We have just passed May 12, 2019. As a nation, we celebrated Mother’s Day. Some of us also recognized the day as Florence Nightingale’s birthday. While remembering all of the sacrifices my mother has made in her life for our family as a whole and the specific sacrifices she has made for my brother and me individually, I cannot help but be more grateful than I can say. I know full well that I would not be here to honor her without her self-giving love throughout my life.
The coincidence of Mother’s Day with Nightingale’s birthday, which also marks the end of National Nurses Week, is fitting in many ways. Mothers are our first and most intimate caregivers. In healthy mother-child relationships, mothers attend to whole-person care of the young. However, women are also often more likely to commit to providing care for aging parents, reversing the roles of the mother-child relationship. Along the way, they are often called upon to extend care to those outside their families in their network of relationships.
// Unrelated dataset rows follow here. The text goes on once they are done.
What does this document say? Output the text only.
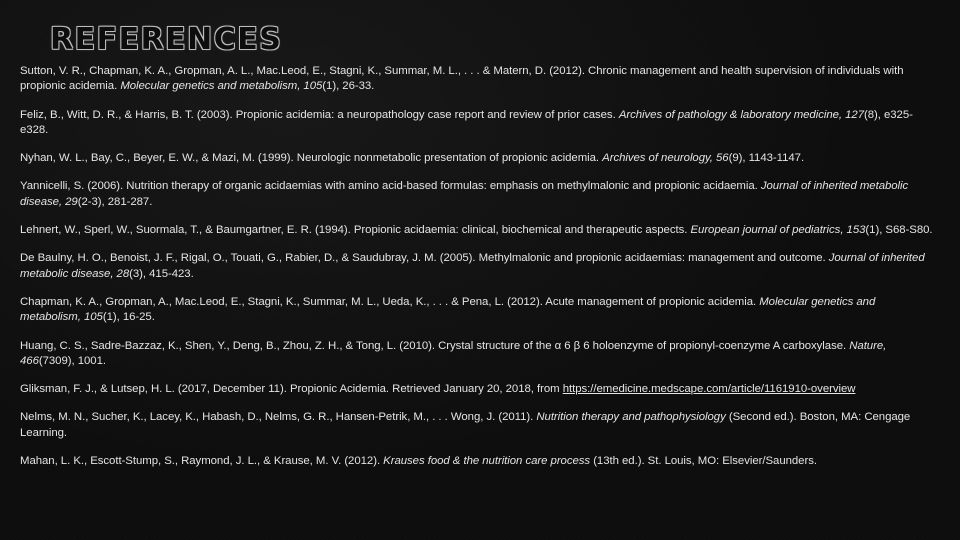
REFERENCES

Sutton, V. R., Chapman, K. A., Gropman, A. L., Mac.Leod, E., Stagni, K., Summar, M. L., . . . & Matern, D. (2012). Chronic management and health supervision of individuals with propionic acidemia. Molecular genetics and metabolism, 105(1), 26-33.

Feliz, B., Witt, D. R., & Harris, B. T. (2003). Propionic acidemia: a neuropathology case report and review of prior cases. Archives of pathology & laboratory medicine, 127(8), e325-e328.

Nyhan, W. L., Bay, C., Beyer, E. W., & Mazi, M. (1999). Neurologic nonmetabolic presentation of propionic acidemia. Archives of neurology, 56(9), 1143-1147.

Yannicelli, S. (2006). Nutrition therapy of organic acidaemias with amino acid-based formulas: emphasis on methylmalonic and propionic acidaemia. Journal of inherited metabolic disease, 29(2-3), 281-287.

Lehnert, W., Sperl, W., Suormala, T., & Baumgartner, E. R. (1994). Propionic acidaemia: clinical, biochemical and therapeutic aspects. European journal of pediatrics, 153(1), S68-S80.

De Baulny, H. O., Benoist, J. F., Rigal, O., Touati, G., Rabier, D., & Saudubray, J. M. (2005). Methylmalonic and propionic acidaemias: management and outcome. Journal of inherited metabolic disease, 28(3), 415-423.

Chapman, K. A., Gropman, A., Mac.Leod, E., Stagni, K., Summar, M. L., Ueda, K., . . . & Pena, L. (2012). Acute management of propionic acidemia. Molecular genetics and metabolism, 105(1), 16-25.

Huang, C. S., Sadre-Bazzaz, K., Shen, Y., Deng, B., Zhou, Z. H., & Tong, L. (2010). Crystal structure of the α 6 β 6 holoenzyme of propionyl-coenzyme A carboxylase. Nature, 466(7309), 1001.

Gliksman, F. J., & Lutsep, H. L. (2017, December 11). Propionic Acidemia. Retrieved January 20, 2018, from https://emedicine.medscape.com/article/1161910-overview

Nelms, M. N., Sucher, K., Lacey, K., Habash, D., Nelms, G. R., Hansen-Petrik, M., . . . Wong, J. (2011). Nutrition therapy and pathophysiology (Second ed.). Boston, MA: Cengage Learning.

Mahan, L. K., Escott-Stump, S., Raymond, J. L., & Krause, M. V. (2012). Krauses food & the nutrition care process (13th ed.). St. Louis, MO: Elsevier/Saunders.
Nightingale echoed this lifelong series of caregiver roles through statements in her Notes on Nursing to the effect that, at some time in the life of every woman, she is given charge over the care of the sick. By many accounts, Nightingale seems to have believed that women are better suited than men to the work of nursing. Whether this is true or not is debatable, of course. However, given the predominance of women in the profession of nursing, on a day when both mothers and nurses are honored, we are clearly justified in honoring the women in our lives who serve in either or both capacities.
So thank you mothers, and thank you nurses, for all of the ways you have enriched our lives and helped us to flourish. We quite literally cannot do without you.